A tariff is a tax imposed on imported goods, which the video script discusses as a means to protect domestic industries and generate government revenue. The script explains that tariffs can lead to a reduction in imports, an increase in domestic production, and a dead weight loss due to the inefficiency caused by the tax.

💡Free Trade

Free trade refers to the unrestricted movement of goods and services across national borders without barriers like tariffs or quotas. The video contrasts free trade with the scenario where tariffs are imposed, showing how tariffs alter the market equilibrium and lead to changes in domestic supply and demand.

💡Aggregate Demand

Aggregate demand is the total demand for all final goods and services in an economy at a given time. The script discusses how consumption taxes can lead to a decrease in consumer spending, which in turn can cause a leftward shift in the aggregate demand curve, indicating a reduction in overall demand.

💡Aggregate Supply

Aggregate supply represents the total supply of all final goods and services in an economy. The video script explains how a health tax on unhealthy products can initially cause a leftward shift in the short-run aggregate supply curve due to higher production costs, but potentially lead to a rightward shift in the long run if public health improves.

💡Health Tax

A health tax is a specific type of consumption tax imposed on products deemed harmful to health, such as sugary beverages or tobacco. The script argues that while health taxes may have short-term negative effects on consumer spending and aggregate demand, they can lead to long-term economic benefits by improving public health, increasing productivity, and boosting real GDP.

💡Econometric Model

An econometric model is a statistical tool used to estimate economic relationships among variables. The script suggests that an econometric model could be applied to analyze the correlation between health taxes and economic growth, identifying potential core factors that influence the relationship between taxes on unhealthy products and health outcomes.

Highlights

Consumer surplus is the difference between what consumers pay and what they would have been willing to pay.

Producer surplus is the difference between the price a company receives and the price it will be willing to sell.

Consumption taxes increase the cost of goods and services for consumers, leading to a reduction in consumer spending and supply.

Consumption taxes can cause a leftward shift in the supply curve, indicating reduced supply.

Consumer welfare decreases as the supply shifts upward due to consumption tax, leading to higher prices and decreased demand.

Producer welfare decreases as producers receive a lower price due to the imposed tax, reducing profits.

Deadweight loss is the market inefficiency and underproduction caused by taxes, representing a reduction in overall economic welfare.

Tariffs are taxes on imports that raise the price for consumers and lower the price received by producers.

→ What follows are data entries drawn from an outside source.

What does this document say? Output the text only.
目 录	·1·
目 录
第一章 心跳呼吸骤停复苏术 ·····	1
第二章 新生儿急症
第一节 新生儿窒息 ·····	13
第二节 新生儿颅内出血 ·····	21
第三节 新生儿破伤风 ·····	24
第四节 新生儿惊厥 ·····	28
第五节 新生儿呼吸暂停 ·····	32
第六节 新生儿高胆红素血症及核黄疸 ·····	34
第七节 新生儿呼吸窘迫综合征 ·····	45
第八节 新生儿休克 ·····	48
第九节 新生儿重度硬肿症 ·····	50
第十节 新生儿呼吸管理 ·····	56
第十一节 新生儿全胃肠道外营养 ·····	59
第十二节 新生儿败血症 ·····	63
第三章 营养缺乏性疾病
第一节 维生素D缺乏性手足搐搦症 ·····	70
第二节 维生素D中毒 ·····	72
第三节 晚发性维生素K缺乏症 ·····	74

Tariffs can lead to a decrease in imports and generate government revenue, but also cause a deadweight loss.

Tariffs protect domestic industries but can lead to inefficiencies and reduced welfare in the domestic economy.

A consumption tax implemented on the macroeconomic side raises the price of goods and services, potentially leading to a decrease in aggregate demand.

Health taxes imposed on harmful products like sugary beverages and tobacco can have long-term benefits for the economy.

Health taxes can initially cause a leftward shift in the short-run aggregate supply curve due to higher production costs.

Long-term impacts of health taxes on the long-run aggregate supply curve depend on the tax's influence on the economy's productive capacity.

A healthier workforce due to health taxes can lead to increased productivity and a rightward shift in the long-run aggregate supply curve.

Health taxes may reduce consumer spending on unhealthy goods in the short run, but improve public health outcomes in the long run.

Econometric models can be applied to find the correlation between health taxes and economic growth.

Fat taxes are imposed worldwide to control negative health outcomes by taxing unhealthy products.

Governments are aware that imposing fat taxes may decrease the economy in the short run but increase productivity and real GDP in the long run.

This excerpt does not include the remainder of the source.